Toute carte de la contamination radioactive terrestre faisant suite aux retombées atomiques est la carte de trois contaminations proportionnelles simultanées : la contamination de l’air par lequel tout est arrivé, la contamination des terres et la contamination pulmonaire. C’est une triple carte physique réunie en une seule sur papier très glacé. C’est la carte cachée du flux radioactif transitoire passé qui a investi l’atmosphère. C’est la carte montrée d’une radioactivité indélébile fixée par terre. C’est la carte refoulée de la souffrance radioactive interne des hommes et des bêtes qui ont respiré les retombées. C’est la cartographie inhumaine d’une triple tragédie qui avec le temps se fera quadruple avec le transfert racinaire de la radioactivité vers les végétaux et quintuple dans son inéluctable destinée épidémiologique mais c’est la cartographie qu’il faut oser scruter à fond sur le plan physique car tout hélas s’y tient de façon cohérente.

A : De la partie au tout.

La teneur de la radioactivité de l'air est une donnée de vitale importance pour la radioprotection préventive individuelle et collective et pour le calcul d'impact de la contamination interne subie. Or s'il est une information nucléaire objective savamment occultée c'est bien celle-là. Un simple tour d'horizon de la grouillante littérature scientifique qui a pourtant pour objet spécifique les fallout civils ou militaires le démontre amplement par défaut : la mention Bq/m3 si capitale en termes de radioprotection interne y est rare ou non chiffrée et si elle comparait ce n'est souvent qu'à propos d'un radioélément qui n'est jamais que la partie menue d'un tout bien plus ample et bien plus toxique. Tout est fait pour que l’on pense les retombées une affaire de pieds et non de nez. Tout est fait pour que personne ne sache combien de radioactivité artificielle il inhale vraiment. Il nous faut nous contenter d'accueillir comme des vérités révélées les impacts de doses aseptisés qui sont avancés sans jamais être accompagnés de la moindre preuve objective sur la teneur réelle de la radioactivité de l’air durant un fallout atomique hybride.
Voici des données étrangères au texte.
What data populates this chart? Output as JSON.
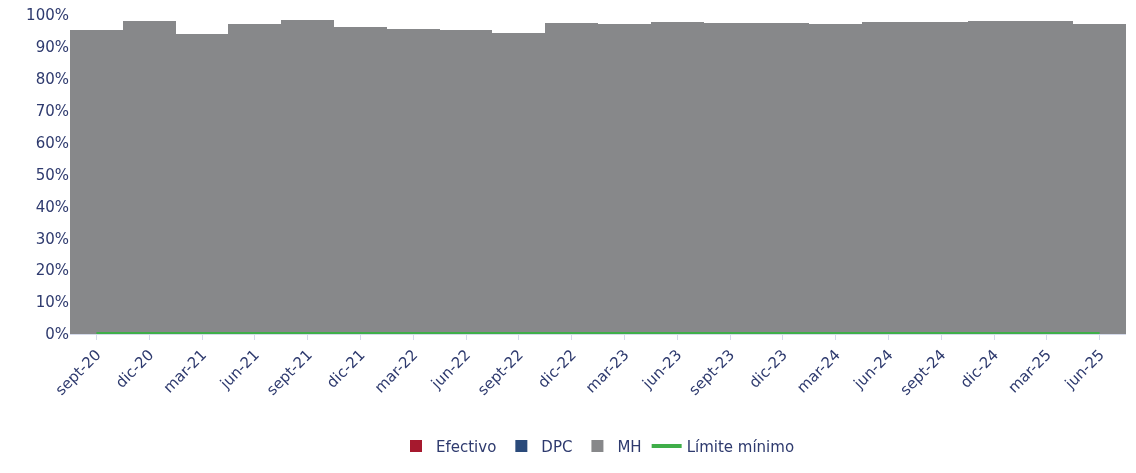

Qu'à cela ne tienne, il est facile de se déprendre de cette censure. Même si variable, la teneur des retombées au sol est en effet proportionnelle à la teneur de la contamination atmosphérique. Il est dès lors possible sinon de préciser avec exactitude tout du moins d’approcher l'activité volumique générale moyenne et par là la contamination interne à partir d'une activité surfacique singulière en tirant parti d’abord des taux standardisés des retombées sèches au sol (i.e la vitesse de dépôt des particules suspendues) et ensuite du rapport entre l'activité de l'élément repère et l'activité globale en excursion dans le panache composite.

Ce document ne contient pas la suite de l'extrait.